Often times when you are designing PCR primer pairs, there could be a variety of reasons that the PCR won't work. Sometimes people have to include multiple designs, so maybe five pairs or what have you, and that allows you to still measure the transcript even if a couple of the designs are inadequate. That becomes a bit more cumbersome when you're trying to do that by traditional qRT-PCR, because then you have many wells that you have to generate. Here you can pretty easily do this on the 5,000-well WaferGen system. You can do five primer pairs per gene and make sure you really cover expression of that gene. We just try to do a single pair. Often times you might have misdesigned your primers, or for whatever reason your primer design won't work, and you won't have a readout for your gene of interest.

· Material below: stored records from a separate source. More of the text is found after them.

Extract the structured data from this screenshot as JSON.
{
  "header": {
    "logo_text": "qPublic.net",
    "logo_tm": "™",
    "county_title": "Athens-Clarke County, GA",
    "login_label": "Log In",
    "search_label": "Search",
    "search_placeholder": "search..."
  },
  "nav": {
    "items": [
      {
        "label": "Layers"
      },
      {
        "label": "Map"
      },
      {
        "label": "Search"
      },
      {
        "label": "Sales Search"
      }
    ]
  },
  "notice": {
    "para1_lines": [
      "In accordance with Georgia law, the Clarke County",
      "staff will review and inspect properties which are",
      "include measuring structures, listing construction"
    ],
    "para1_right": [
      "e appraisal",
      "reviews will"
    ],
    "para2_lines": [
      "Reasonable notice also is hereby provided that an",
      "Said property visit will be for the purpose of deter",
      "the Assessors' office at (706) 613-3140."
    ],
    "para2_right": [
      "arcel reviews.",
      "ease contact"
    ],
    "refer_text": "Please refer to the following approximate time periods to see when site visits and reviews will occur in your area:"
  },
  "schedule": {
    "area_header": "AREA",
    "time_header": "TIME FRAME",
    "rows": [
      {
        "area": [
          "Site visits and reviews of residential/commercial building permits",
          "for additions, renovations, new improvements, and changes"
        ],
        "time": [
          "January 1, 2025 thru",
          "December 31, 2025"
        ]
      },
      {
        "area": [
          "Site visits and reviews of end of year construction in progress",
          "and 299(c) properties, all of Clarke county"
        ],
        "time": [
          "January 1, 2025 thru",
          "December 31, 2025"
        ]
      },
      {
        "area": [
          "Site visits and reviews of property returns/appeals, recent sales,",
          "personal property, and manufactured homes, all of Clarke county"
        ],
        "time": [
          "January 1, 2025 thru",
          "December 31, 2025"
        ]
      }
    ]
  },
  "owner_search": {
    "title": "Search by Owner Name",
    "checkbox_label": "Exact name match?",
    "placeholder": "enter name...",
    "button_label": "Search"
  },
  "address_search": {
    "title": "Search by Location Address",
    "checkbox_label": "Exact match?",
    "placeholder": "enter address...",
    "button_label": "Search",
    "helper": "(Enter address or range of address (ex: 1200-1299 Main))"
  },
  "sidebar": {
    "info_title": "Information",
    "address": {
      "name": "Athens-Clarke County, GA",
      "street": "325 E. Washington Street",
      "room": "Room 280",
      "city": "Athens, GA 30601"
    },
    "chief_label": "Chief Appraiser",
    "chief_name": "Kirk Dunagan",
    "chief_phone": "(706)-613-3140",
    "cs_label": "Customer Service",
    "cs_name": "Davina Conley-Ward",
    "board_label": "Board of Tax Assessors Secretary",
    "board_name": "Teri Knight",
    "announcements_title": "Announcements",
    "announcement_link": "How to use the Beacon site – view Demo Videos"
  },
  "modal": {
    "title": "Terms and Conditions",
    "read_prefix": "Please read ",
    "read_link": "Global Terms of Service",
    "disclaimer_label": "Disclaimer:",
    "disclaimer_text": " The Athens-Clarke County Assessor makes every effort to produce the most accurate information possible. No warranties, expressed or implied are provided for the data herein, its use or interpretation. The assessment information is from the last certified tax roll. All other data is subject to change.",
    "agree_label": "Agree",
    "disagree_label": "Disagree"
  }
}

Can you discuss any current limitations of the SmartChip platform for this kind of work?
I think one of the improvements that we've suggested that they've acted upon was giving the users the flexibility of loading content themselves. Previously we'd have to send our designs to WaferGen and they would have to develop it and send you the chips. Now they've enabled us to use the dispensing system to create our own. We don't have to wait for them to custom design it. This has been a significant enabling aspect.
What's next for this lncRNA research, now that you've identified and validated some of these novel lncRNAs?
Initially we will characterize them in a descriptive fashion, then figure out which of the lncRNAs might be useful in a prognostic context to identify aggressive forms of cancer, especially prostate cancer; and which subset of those lncRNAs are actually involved in cancer progression and development, and if they are involved, what are the mechanisms of action — how are they functioning? Are they working and interacting with different protein complexes? Are they functioning as antisense or using multiple different mechanisms? That will be the next major hurdle, and it's certainly early days in the field.